Piétrebais Castle, locally known as Château de Piétrebais, lies in the town of Grez-Doiceau (Graven in Dutch), east of the town of Wavre, in the province of Walloon Brabant in Wallonia in Belgium.
When Piétrebais Castle was built isn’t known. However the Counts of Grez were already mentioned in the 10th century. They may have had a fortification at this site.
From the 12th century on the area is in the hands of the family of the Knights of Grez, who were also sometimes called the Knights of Piétrebais after the stream that runs next to the castle. These knights were sometimes qualified as free men and sometimes as pertaining to the family of the Duke of Brabant.

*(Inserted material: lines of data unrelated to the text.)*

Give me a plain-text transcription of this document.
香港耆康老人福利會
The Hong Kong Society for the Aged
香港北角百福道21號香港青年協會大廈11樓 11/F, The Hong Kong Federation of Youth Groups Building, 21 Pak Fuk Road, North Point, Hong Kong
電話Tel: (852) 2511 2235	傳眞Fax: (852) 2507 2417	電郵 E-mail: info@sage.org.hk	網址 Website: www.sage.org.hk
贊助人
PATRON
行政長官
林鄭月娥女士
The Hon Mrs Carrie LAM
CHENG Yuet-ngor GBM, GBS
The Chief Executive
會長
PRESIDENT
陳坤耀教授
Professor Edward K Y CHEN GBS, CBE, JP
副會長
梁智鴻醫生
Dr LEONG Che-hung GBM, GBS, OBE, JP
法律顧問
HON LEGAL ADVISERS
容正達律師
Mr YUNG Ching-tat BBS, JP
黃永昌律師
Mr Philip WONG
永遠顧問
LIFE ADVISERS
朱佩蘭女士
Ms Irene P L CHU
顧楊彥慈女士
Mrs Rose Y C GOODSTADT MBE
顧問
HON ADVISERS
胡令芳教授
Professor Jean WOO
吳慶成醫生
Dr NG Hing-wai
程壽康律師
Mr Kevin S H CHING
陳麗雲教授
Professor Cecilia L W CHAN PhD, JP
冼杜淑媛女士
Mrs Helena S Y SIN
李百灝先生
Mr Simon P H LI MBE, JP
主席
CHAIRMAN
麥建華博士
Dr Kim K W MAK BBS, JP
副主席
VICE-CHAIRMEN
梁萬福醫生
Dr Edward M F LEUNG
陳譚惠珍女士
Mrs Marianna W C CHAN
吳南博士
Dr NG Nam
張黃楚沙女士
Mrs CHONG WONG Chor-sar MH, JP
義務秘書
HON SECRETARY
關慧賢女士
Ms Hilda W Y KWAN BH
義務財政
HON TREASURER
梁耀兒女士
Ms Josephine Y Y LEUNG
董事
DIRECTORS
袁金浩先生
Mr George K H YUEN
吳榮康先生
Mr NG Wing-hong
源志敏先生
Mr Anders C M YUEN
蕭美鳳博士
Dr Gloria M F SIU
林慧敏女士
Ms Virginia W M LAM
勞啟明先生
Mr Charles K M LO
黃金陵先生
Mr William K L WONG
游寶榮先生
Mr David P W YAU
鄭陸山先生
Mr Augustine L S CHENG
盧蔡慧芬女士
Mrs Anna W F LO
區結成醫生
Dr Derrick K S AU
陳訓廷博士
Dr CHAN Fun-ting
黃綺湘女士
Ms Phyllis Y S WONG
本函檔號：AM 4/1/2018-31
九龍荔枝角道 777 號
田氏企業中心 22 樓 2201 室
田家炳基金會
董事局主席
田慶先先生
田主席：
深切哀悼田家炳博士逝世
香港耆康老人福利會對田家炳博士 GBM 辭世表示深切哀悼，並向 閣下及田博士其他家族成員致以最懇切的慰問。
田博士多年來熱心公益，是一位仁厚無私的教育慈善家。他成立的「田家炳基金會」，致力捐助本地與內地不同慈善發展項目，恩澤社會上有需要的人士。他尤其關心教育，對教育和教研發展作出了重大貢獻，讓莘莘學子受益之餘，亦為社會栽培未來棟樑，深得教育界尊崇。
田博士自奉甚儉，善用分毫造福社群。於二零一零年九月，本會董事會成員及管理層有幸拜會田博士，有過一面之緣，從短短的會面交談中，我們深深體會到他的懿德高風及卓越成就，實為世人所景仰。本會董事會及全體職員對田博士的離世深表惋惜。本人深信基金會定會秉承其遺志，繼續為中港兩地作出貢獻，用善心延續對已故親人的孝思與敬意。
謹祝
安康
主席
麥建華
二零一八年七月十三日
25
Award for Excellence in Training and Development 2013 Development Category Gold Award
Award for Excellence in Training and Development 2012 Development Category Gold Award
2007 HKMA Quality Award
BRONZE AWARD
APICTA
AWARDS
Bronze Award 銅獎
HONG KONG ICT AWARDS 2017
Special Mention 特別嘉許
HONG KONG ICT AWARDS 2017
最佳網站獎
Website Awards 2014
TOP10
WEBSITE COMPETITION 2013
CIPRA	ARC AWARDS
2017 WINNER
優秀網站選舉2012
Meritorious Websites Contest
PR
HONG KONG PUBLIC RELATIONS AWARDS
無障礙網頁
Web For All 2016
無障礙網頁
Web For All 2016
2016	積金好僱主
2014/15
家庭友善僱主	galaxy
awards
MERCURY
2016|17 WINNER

In 1376-1377 a Lord Englebert de Grez owned “the house of Piétrebais, with its moats…”. At the end of the 14th century the castle passed to the Rivieren and Baillet families.
In 1450 the castle passed to the d’Oultremont family. They sold the castle in the second half of the 17th century to Lamoral van den Berghe. In 1678, his son, Charles van den Berghe, obtained the right to carry the coat of arms of the Limminghe family. The coat of arms of both families adorn the main gate. These families carried out several important alterations to the castle.
Around 1800 the castle was acquired by Charles de Looz-Corswarem, who became a Duke in 1816.
In 1864 the notary Edouard Beauthier bought the castle and restored it. His descendants still own the castle. The castle complex is now divided into two private homes.
A nice castle, especially the medieval keep next to the gate tower. Private property and thus not accessible.